What's ironic about this, however, is that Rises also stands as by far the most emotional entry in the Dark Knight trilogy. Nolan and his team know just how much these characters have meant to American audiences ever since 2005's Batman Begins, and they've devised appropriate, thoughtful, and even lovely conclusions to the arches of just about every player. A hushed conversation between Wayne and Alfred turns out to be the most emotionally resonant thing that Nolan has ever put to film, similarly small, wisely observed moments peppering the proceedings through out.
As always, this Bat-apalooza boasts of an incredibly stacked cast from top to bottom. Each returning performer is now more comfortable than ever in the skin of their character, Bale, Caine, Oldman, and Freeman all now inextricable from the roles they play. Hardy, assigned the impossible mission of making folks forget about Heath Ledger, is a fun (if extremely hard to understand) baddie with intense physicality, and piercing eyes. Hathaway appears to be having more fun here than anyone ever has in a Nolan feature (They don't usually smile in Nolan movies, do they?), purring her witticisms in a sexy, down-tempo alto. Internet get-a-life-ers have been hounding Hathaway's inclusion since the day she was cast, wondering where silly-old Catwoman, and her ridiculous body suit could possibly fit into Nolan's hyper-serious universe. Turns out, she's Rises saving grace, her humorous quips with Batman adding a much needed levity as Bane goes on his lethal rampage, cracking skulls, and committing one heinous war-crime after another. Again, I'd tell you more about Cotillard and Gordon-Levitt, but yeah... death.

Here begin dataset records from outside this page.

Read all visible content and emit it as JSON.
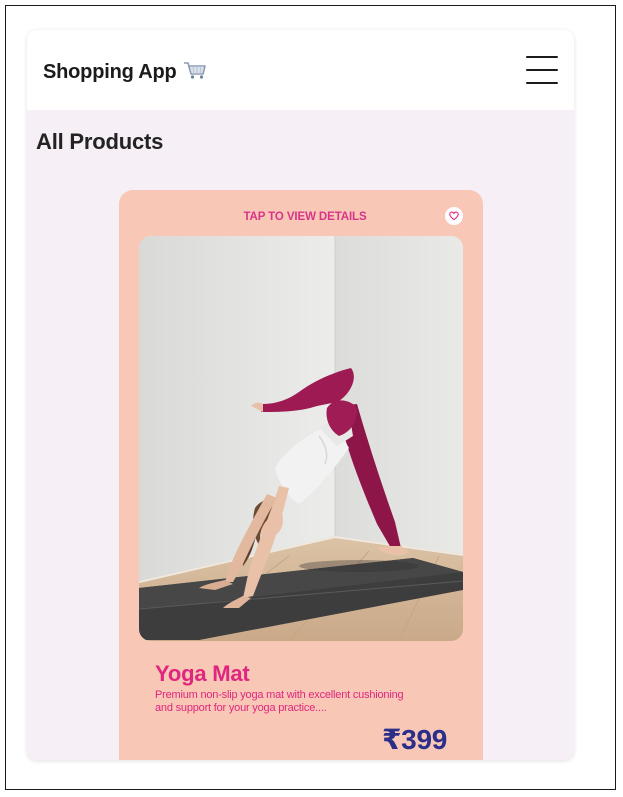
{
  "header": {
    "title": "Shopping App",
    "cart_icon": "shopping-cart-icon",
    "menu_icon": "hamburger-menu-icon"
  },
  "main": {
    "section_title": "All Products",
    "products": [
      {
        "hint": "TAP TO VIEW DETAILS",
        "wishlist_icon": "heart-icon",
        "name": "Yoga Mat",
        "description": "Premium non-slip yoga mat with excellent cushioning and support for your yoga practice....",
        "price": "₹399"
      }
    ]
  },
  "colors": {
    "card_background": "#f8c7b6",
    "accent_pink": "#e0267f",
    "price_blue": "#2b2f8a",
    "page_background": "#f6eff6"
  }
}
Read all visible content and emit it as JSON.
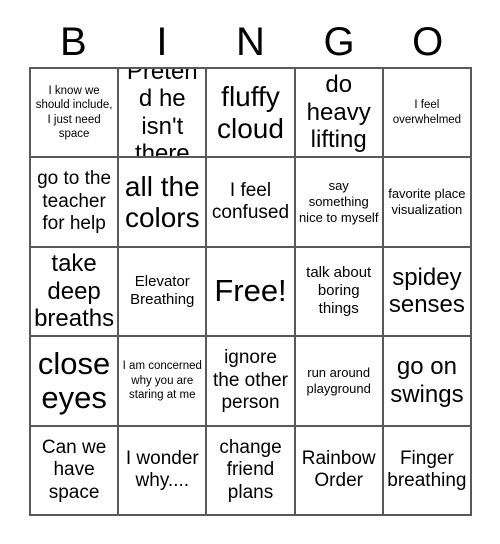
{
  "card": {
    "title_letters": [
      "B",
      "I",
      "N",
      "G",
      "O"
    ],
    "columns": 5,
    "rows": 5,
    "border_color": "#595959",
    "background_color": "#ffffff",
    "text_color": "#000000",
    "free_space": "Free!",
    "cells": [
      {
        "text": "I know we should include, I just need space",
        "size": "fs-xs"
      },
      {
        "text": "Pretend he isn't there",
        "size": "fs-xl"
      },
      {
        "text": "fluffy cloud",
        "size": "fs-2xl"
      },
      {
        "text": "do heavy lifting",
        "size": "fs-xl"
      },
      {
        "text": "I feel overwhelmed",
        "size": "fs-xs"
      },
      {
        "text": "go to the teacher for help",
        "size": "fs-lg"
      },
      {
        "text": "all the colors",
        "size": "fs-2xl"
      },
      {
        "text": "I feel confused",
        "size": "fs-lg"
      },
      {
        "text": "say something nice to myself",
        "size": "fs-sm"
      },
      {
        "text": "favorite place visualization",
        "size": "fs-sm"
      },
      {
        "text": "take deep breaths",
        "size": "fs-xl"
      },
      {
        "text": "Elevator Breathing",
        "size": "fs-md"
      },
      {
        "text": "Free!",
        "size": "fs-3xl"
      },
      {
        "text": "talk about boring things",
        "size": "fs-md"
      },
      {
        "text": "spidey senses",
        "size": "fs-xl"
      },
      {
        "text": "close eyes",
        "size": "fs-3xl"
      },
      {
        "text": "I am concerned why you are staring at me",
        "size": "fs-xs"
      },
      {
        "text": "ignore the other person",
        "size": "fs-lg"
      },
      {
        "text": "run around playground",
        "size": "fs-sm"
      },
      {
        "text": "go on swings",
        "size": "fs-xl"
      },
      {
        "text": "Can we have space",
        "size": "fs-lg"
      },
      {
        "text": "I wonder why....",
        "size": "fs-lg"
      },
      {
        "text": "change friend plans",
        "size": "fs-lg"
      },
      {
        "text": "Rainbow Order",
        "size": "fs-lg"
      },
      {
        "text": "Finger breathing",
        "size": "fs-lg"
      }
    ]
  }
}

And so, we arrive at the inevitable question: Is The Dark Knight Rises better than The Dark Knight? No, of course not, but why should it be? That film was a once-in-a-long-while, lightning-in-a-bottle sort of thing, benefitting from a much tighter structure, Batman's most notorious nemesis, and the single greatest performance ever given in the name of a comic book. Rises, by comparison, lacks the omni-present crackle of energy that Ledger provided his outing with, and also gets bogged down under the plethora of plot lines it's trying to wrap up from the other movies. All of that said, this is an enormous, sometimes glorious spectacle, one that operates well as its own movie, but much better as the capper to one of the densest, most challenging, and most exhilarating sting of franchise movies ever put to film. Congrats to Nolan, Bale, and everybody else involved for going out with a bang, and being awarded that rarest of Hollywood gifts: the ability to ride off into the sunset, heads held high.